Antiques: I could spend all day in antique shops. See "afford" and "affluence."
April: My birth-month. One of my children share it.
Arguments: We have too many of them in this house. Are we too comfortable with each other, or are we too uncomfortable?
Armoire: Found a vintage one today at My Favorite Thrift Store. Was marked $65 but since it was Pink Tag Day and it had a pink tag, it was half-priced. Monet doesn't have a closet, so this will go to his room, as long as he takes care of it.

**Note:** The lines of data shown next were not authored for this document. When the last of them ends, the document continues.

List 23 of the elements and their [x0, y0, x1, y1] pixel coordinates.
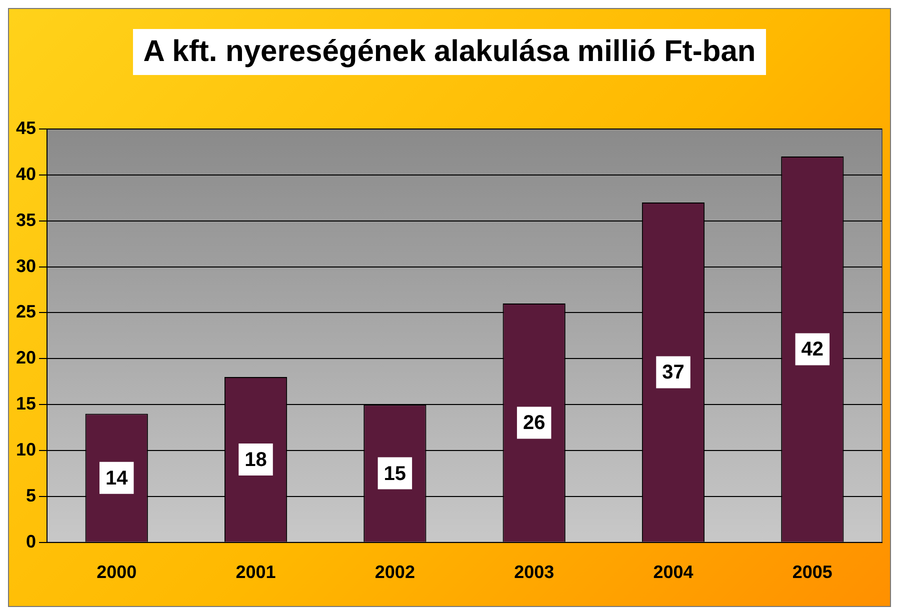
y-tick-label: 0 [26, 531, 36, 552]
y-tick-label: 25 [16, 302, 36, 322]
y-tick-label: 45 [16, 118, 36, 138]
y-tick-label: 30 [16, 256, 36, 276]
y-tick-label: 5 [26, 485, 36, 506]
x-tick-label: 2001 [236, 562, 276, 582]
y-tick-label: 15 [16, 394, 36, 414]
data-label: 37 [662, 362, 684, 384]
x-tick-label: 2002 [374, 562, 415, 582]
data-label: 26 [522, 412, 546, 434]
x-tick-label: 2003 [514, 562, 554, 582]
data-label: 15 [384, 462, 406, 485]
y-tick-label: 10 [16, 440, 36, 460]
x-tick-label: 2004 [653, 562, 694, 582]
x-tick-label: 2005 [792, 562, 832, 582]
data-label: 14 [105, 467, 129, 490]
y-tick-label: 40 [16, 164, 36, 184]
data-label: 18 [244, 448, 267, 471]
data-label: 42 [801, 338, 824, 361]
y-tick-label: 35 [16, 210, 36, 230]
y-tick-label: 20 [16, 348, 36, 368]
x-tick-label: 2000 [96, 562, 137, 582]
chart-title: A kft. nyereségének alakulása millió Ft-ban [133, 29, 766, 75]
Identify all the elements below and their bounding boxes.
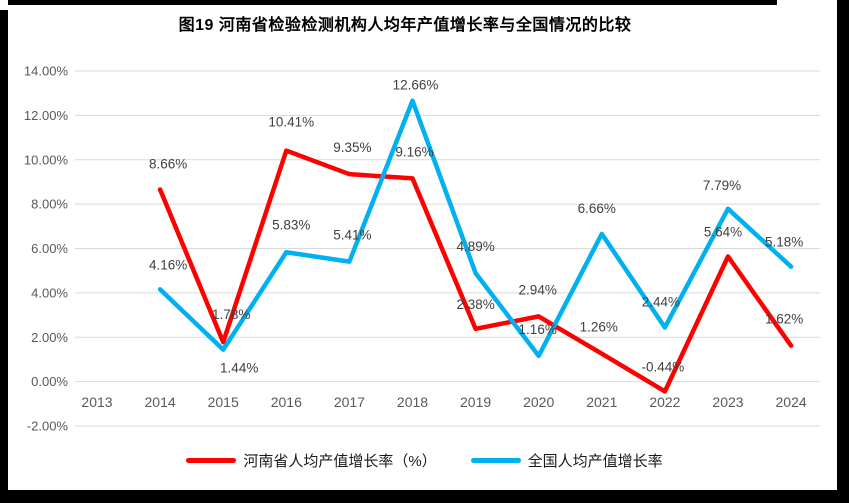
x-axis-tick-label: 2024 <box>776 394 807 410</box>
data-label: 5.83% <box>272 217 310 232</box>
legend-label-henan: 河南省人均产值增长率（%） <box>243 452 437 470</box>
x-axis-tick-label: 2017 <box>334 394 365 410</box>
data-label: 8.66% <box>149 156 187 171</box>
data-label: 4.89% <box>456 239 494 254</box>
y-axis-tick-label: 10.00% <box>24 152 69 167</box>
window-border-right <box>837 0 849 503</box>
data-label: 4.16% <box>149 257 187 272</box>
x-axis-tick-label: 2016 <box>271 394 302 410</box>
data-label: 1.16% <box>519 322 557 337</box>
data-label: 1.26% <box>580 320 618 335</box>
x-axis-tick-label: 2022 <box>649 394 680 410</box>
chart-title: 图19 河南省检验检测机构人均年产值增长率与全国情况的比较 <box>178 17 632 34</box>
x-axis-tick-label: 2021 <box>586 394 617 410</box>
x-axis-tick-label: 2019 <box>460 394 491 410</box>
window-border-left <box>0 10 8 490</box>
y-axis-tick-label: 14.00% <box>24 64 69 79</box>
chart-legend: 河南省人均产值增长率（%） 全国人均产值增长率 <box>0 449 849 471</box>
legend-swatch-henan-line <box>186 457 237 463</box>
data-label: -0.44% <box>642 359 685 374</box>
y-axis-tick-label: 0.00% <box>31 374 68 389</box>
data-label: 7.79% <box>703 178 741 193</box>
series-line <box>157 98 794 359</box>
window-border-bottom <box>0 490 849 503</box>
x-axis-tick-label: 2023 <box>712 394 743 410</box>
data-label: 1.62% <box>765 312 803 327</box>
y-axis-tick-label: -2.00% <box>27 419 69 434</box>
data-label: 6.66% <box>578 201 616 216</box>
data-label: 5.64% <box>704 224 742 239</box>
data-label: 2.38% <box>456 297 494 312</box>
data-label: 10.41% <box>268 115 314 130</box>
legend-label-national: 全国人均产值增长率 <box>527 452 663 470</box>
data-label: 5.41% <box>333 228 371 243</box>
data-label: 2.94% <box>519 282 557 297</box>
data-label: 9.16% <box>395 144 433 159</box>
data-label: 2.44% <box>642 294 680 309</box>
x-axis-tick-label: 2020 <box>523 394 554 410</box>
series-line <box>157 148 794 394</box>
data-label: 12.66% <box>393 78 439 93</box>
data-label: 5.18% <box>765 235 803 250</box>
data-label: 1.78% <box>212 307 250 322</box>
x-axis-tick-label: 2018 <box>397 394 428 410</box>
data-label: 9.35% <box>333 140 371 155</box>
legend-item-henan: 河南省人均产值增长率（%） <box>186 450 437 471</box>
window-border-top <box>8 0 777 5</box>
x-axis-tick-label: 2013 <box>81 394 112 410</box>
y-axis-tick-label: 12.00% <box>24 108 69 123</box>
data-label: 1.44% <box>220 361 258 376</box>
y-axis-tick-label: 8.00% <box>31 197 68 212</box>
y-axis-tick-label: 4.00% <box>31 285 68 300</box>
legend-item-national: 全国人均产值增长率 <box>470 450 663 471</box>
legend-swatch-national-line <box>470 457 521 463</box>
y-axis-tick-label: 2.00% <box>31 330 68 345</box>
x-axis-tick-label: 2015 <box>208 394 239 410</box>
x-axis-tick-label: 2014 <box>145 394 176 410</box>
y-axis-tick-label: 6.00% <box>31 241 68 256</box>
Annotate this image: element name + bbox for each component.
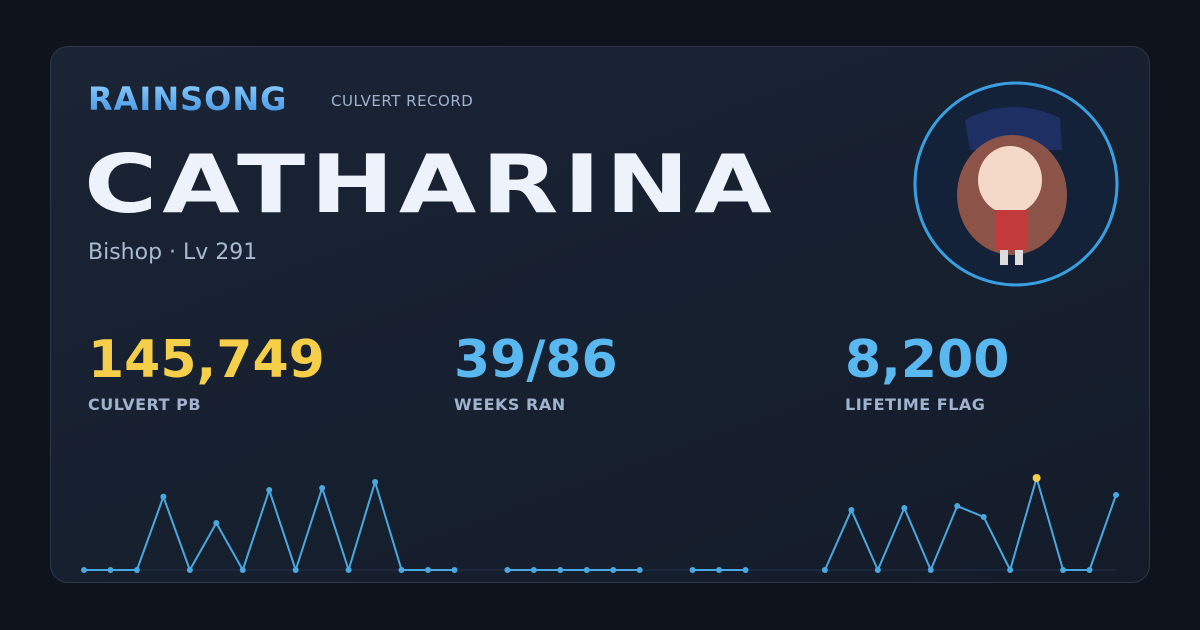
point	[689, 567, 696, 573]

Armpit: What The Baby calls tattoos. I don't know why.
Artists: Love Monet, Mary Cassatt, Van Gogh and my son.
Asparagus: Fell in love with it this year and planted a whole bunch of it. Can't wait to harvest it next year!
Aspiration: I have to think about this one.
Authors: Barbara Kingsolver, Anne Tyler, Thomas Hardy, Shakespeare, Solomon, Walter Farley, James Thurber, Henry Wadsworth Longfellow, Charlotte Mason, William Wordsworth, C.S. Lewis, Laura Ingalls-Wilder, Anne LaMott, A. A. Milne, Elizabeth Enright, John Holt, Leif Enger, Madeleine L'Engle, the bloggers on the left.
Autumn: My favorite month. Nostalgia overcomes me when the leaves turn. A trip to the farmer's market for pumpkins and corn stalks lets me drink in the colors like a mug of mulled cider.